Ainsi, le mois dernier au festival Puccini de Torre del Lago, comme il préférait ne pas voir la mise en scène de Christophe Gayral, le chef d'orchestre Alberto Veronesi, par ailleurs président du comité d’organisation des célébrations du centenaire de la mort de Puccini en 2024, avait dirigé les yeux bandés une "Bohème" dont la production avait situé l’action pendant les événements de mai 1968 ! Alberto Veronesi avait particulièrement critiqué la fin de l’opéra, dans laquelle, après la mort de Mimi, Rodolfo lève un poing fermé.
Le chef d'orchestre Veronesi ayant déclaré que si la mise en scène ne changeait pas, il dirigerait de nouveau les autres représentations les yeux bandés, le président du festival lui retira au la direction de la suite de la série, cela « afin de le soulager » et « pour tirer de l’embarras les musiciens d’orchestre et les artistes ».
Les "valeurs européennes" : d'Ukraine au Royaume-Uni, haro sur Tchaikovsky... et les écrivains russes !
Au Pays de Galles, la direction de l’Opéra de Cardiff avait annoncé qu’elle annulait un concert consacré à des œuvres de Tchaïkovsky. Une décision qui avait soulevé une vague de protestations ; mais à Zagreb, Varsovie et Prague, des œuvres de Tchaïkovsky et Moussorgsky furent également déprogrammées, alors que passait également à la trappe le récital de Boris Berezovsky au festival Piano Folies du
Touquet !
La "Cancel Culture" ne s'arrêtant pas là, le ballet "Casse-Noisette" de Tchaïkovski fut, pour sa part, accusé de véhiculer des stéréotypes racistes...
En mars de l'année dernière, j'avais déjà publié un article intitulé "Délirant : haro sur la musique russe et ses interprètes en Europe !"

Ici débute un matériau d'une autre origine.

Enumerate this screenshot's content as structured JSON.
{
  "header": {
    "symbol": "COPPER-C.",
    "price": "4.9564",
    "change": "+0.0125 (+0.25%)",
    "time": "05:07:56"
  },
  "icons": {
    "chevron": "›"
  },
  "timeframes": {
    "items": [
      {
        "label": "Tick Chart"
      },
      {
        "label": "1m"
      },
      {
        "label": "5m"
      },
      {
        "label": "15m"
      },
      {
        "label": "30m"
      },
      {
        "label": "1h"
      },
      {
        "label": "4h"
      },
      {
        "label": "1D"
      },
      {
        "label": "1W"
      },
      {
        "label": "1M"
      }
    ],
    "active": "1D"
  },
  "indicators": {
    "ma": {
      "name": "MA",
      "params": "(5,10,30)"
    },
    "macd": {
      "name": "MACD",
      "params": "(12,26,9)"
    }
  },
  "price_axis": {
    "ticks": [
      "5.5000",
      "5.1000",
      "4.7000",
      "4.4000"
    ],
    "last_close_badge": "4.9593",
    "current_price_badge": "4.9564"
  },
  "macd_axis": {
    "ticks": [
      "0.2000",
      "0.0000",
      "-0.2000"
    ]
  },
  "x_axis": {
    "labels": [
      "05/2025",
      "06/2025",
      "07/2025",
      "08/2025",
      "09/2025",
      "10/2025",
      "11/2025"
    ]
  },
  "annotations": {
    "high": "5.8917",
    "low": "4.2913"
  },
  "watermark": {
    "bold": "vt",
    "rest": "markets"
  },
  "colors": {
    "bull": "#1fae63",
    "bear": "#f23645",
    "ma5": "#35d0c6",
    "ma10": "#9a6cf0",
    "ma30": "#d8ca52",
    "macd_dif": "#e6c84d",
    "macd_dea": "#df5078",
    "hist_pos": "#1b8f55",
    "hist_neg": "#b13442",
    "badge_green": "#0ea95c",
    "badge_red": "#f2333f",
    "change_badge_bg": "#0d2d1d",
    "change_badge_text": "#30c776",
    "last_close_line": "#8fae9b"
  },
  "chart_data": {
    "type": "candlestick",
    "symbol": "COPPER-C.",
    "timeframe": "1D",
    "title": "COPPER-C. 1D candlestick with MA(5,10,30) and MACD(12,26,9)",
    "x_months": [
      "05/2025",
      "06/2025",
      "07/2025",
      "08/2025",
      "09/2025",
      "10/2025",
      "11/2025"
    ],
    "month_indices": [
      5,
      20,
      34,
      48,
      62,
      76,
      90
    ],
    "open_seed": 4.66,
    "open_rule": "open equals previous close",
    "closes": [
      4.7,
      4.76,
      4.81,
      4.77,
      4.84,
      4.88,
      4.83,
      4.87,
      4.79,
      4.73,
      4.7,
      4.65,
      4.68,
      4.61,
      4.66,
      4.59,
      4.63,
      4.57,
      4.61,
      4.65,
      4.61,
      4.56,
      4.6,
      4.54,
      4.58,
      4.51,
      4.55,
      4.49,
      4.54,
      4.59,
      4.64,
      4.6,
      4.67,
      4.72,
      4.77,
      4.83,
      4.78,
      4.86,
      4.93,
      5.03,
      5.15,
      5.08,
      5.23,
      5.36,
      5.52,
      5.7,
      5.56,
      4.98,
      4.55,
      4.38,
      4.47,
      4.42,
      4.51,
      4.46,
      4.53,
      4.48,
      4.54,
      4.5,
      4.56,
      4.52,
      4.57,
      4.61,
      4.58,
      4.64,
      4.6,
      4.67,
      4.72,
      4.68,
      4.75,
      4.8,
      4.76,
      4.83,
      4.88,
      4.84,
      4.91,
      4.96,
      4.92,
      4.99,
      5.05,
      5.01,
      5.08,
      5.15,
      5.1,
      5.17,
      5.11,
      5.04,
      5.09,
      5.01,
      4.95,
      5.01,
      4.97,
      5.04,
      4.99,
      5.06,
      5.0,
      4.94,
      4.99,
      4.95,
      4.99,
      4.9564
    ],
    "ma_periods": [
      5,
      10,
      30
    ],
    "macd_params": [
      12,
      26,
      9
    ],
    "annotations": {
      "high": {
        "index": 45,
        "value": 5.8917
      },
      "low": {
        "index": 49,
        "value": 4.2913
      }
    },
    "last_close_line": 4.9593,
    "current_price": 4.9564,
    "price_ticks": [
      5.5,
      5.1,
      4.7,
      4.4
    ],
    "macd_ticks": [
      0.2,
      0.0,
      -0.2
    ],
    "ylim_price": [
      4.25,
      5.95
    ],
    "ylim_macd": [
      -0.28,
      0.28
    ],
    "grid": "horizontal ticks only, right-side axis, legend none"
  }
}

https://baskulture.com/article/dlirant-haro-sur-la-musique-russe-et-ses-interprtes-en-europe-4639
La jeune et déjà réputée pianiste donostiar Judith Jauregui qui avait débuté ses études au Conservatoire de Saint-Sébastien, n’avait pas hésité à réaffirmer : « En ces temps de tragédie et de guerre, la musique est plus nécessaire que jamais »...
Il semble bien que son message de paix n’ait pas été réellement entendu, du moins en Europe, si l’on en juge par des attitudes et des actions littéralement « délirantes » !
Des attitudes et des actions tout aussi « délirantes » avec cette "dérussification des bibliothèques" en Ukraine (selon le chef adjoint du comité sur la politique humanitaire et d'information de la Verkhovna Rada, le parlement ukrainien, Yevgenia Kravtchouk) qui vit la destruction de "quelques 19 millions d'exemplaires de livres". Pardon : "pas détruits mais recyclés en papier", corrige "France 24" !
Sans compter les bustes de Pouchkine "déboulonnés" (comme les statues de Christophe Colomb aux Etats-Unis)... Mais il semble que l'on n'ait pas encore touché à celle de Richelieu à Odessa : le fondateur de la ville (au nom de l'impératrice Catherine II) était le neveu du maréchal duc de Richelieu, gouverneur de Guyenne et de Gascogne, qui avait tant embelli Bordeaux à la fin du XVIIIème siècle, et fait construire le Grand-Théâtre.